Determining which between projected local density and distance from the cluster center plays a major role in regulating morphological fractions in clusters is a longstanding debate. Reaching a definitive answer will shed light on the main physical mechanisms at play in the most extreme environments. Here we make use of the data from the OmegaWINGS survey, currently the largest survey of clusters in the local universe extending beyond 2 virial radii from the cluster cores, to extend the previous analysis outside the virial radius. Local density and clustercentric distance seems to play different roles for galaxies of different morphology: the fraction of elliptical galaxies mainly depends on local density, suggesting that their formation was linked to the primordial densities, which now correspond to the cluster cores. Only the fraction of low-mass ellipticals shows an anticorrelation with clustercentric distance, suggesting a different origin for these objects. Excluding elliptical galaxies, the relative fraction of S0s and spirals instead depends on local density only far from the cluster cores, while within the virial radius their proportion is regulated by distance, suggesting that cluster-specific processes halt the star formation and transform Sp galaxies into S0s.
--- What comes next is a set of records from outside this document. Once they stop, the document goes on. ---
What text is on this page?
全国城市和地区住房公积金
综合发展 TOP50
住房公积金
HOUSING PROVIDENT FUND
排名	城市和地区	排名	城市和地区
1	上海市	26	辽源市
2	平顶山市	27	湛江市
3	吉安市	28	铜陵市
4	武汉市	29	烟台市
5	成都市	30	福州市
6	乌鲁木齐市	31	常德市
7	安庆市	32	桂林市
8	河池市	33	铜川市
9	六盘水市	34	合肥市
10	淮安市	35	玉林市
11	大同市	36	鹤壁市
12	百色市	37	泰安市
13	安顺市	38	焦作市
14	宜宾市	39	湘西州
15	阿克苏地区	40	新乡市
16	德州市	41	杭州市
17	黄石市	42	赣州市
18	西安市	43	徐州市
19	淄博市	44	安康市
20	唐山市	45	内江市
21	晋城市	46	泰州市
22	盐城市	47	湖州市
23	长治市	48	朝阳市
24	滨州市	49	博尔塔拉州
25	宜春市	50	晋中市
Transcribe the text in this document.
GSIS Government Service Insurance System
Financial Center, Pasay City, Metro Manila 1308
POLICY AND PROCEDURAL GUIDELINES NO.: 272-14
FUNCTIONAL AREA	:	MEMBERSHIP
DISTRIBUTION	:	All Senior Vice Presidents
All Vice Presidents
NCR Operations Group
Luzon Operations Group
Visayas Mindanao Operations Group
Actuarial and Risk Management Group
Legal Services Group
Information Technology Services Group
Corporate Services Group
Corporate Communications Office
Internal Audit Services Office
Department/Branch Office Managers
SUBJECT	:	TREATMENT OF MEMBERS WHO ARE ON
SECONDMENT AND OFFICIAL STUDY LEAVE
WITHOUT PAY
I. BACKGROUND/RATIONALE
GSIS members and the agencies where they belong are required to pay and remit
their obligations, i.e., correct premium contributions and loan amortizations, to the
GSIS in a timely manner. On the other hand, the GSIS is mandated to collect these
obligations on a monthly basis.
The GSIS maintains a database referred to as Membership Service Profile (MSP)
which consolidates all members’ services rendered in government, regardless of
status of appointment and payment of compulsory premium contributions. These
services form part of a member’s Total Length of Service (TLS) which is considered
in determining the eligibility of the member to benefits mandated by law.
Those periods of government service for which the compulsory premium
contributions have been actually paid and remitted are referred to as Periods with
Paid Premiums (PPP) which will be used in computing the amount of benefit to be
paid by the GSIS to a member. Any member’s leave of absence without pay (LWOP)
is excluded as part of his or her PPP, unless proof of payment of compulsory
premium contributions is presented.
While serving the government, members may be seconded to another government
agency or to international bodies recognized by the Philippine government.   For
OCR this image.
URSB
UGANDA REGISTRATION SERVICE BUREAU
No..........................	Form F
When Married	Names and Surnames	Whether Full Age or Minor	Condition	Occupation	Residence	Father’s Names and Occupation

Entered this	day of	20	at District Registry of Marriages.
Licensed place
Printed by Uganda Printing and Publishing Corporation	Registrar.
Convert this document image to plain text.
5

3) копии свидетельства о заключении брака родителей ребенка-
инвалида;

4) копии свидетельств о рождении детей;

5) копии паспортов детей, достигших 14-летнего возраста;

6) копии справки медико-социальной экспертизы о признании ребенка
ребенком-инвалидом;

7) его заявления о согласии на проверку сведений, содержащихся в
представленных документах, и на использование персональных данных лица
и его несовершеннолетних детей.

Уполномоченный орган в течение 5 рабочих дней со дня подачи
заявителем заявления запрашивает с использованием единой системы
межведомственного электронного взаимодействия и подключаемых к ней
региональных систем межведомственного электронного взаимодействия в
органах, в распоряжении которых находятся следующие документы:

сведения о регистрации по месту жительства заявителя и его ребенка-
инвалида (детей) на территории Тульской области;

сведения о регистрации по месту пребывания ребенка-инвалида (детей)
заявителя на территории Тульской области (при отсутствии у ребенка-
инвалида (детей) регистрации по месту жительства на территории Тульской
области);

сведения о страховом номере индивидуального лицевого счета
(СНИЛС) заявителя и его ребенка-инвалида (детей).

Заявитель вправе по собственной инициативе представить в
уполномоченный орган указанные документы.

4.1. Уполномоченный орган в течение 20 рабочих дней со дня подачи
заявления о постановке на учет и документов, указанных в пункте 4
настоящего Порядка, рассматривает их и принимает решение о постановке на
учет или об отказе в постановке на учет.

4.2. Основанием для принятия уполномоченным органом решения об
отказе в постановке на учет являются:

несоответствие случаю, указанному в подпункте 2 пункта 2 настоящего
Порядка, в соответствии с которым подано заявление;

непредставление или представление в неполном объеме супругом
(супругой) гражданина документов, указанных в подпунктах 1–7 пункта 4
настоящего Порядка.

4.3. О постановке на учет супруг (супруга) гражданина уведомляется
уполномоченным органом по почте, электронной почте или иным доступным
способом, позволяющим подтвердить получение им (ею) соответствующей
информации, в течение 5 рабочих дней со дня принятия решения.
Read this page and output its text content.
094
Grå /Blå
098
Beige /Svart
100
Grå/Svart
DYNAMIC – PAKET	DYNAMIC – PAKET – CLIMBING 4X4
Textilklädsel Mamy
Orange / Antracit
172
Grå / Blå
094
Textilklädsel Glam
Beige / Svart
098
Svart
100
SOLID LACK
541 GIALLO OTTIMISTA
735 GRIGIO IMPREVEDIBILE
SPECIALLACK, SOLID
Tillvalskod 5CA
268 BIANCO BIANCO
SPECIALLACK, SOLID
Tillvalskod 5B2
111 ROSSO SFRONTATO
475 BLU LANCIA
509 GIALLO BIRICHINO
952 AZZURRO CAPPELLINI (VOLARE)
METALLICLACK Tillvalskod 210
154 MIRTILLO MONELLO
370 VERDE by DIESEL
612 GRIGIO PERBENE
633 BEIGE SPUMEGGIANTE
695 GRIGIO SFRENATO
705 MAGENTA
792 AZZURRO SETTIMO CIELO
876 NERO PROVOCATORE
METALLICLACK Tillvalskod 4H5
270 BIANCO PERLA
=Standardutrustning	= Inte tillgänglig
This interpretation is supported by literature results on the kinematical analysis of early- and late-type galaxies, according to which fast and slow rotators have distinct dependencies on halo mass and local density.

Automated summary

Determining the role of local density and distance from the cluster center in regulating morphological fractions in clusters is a debated topic. The OmegaWINGS survey data is used to extend the analysis beyond the virial radius and reveals that different morphology galaxies have different dependence on local density and clustercentric distance. The formation of elliptical galaxies is linked to primordial densities, while other galaxies are affected by cluster-specific processes.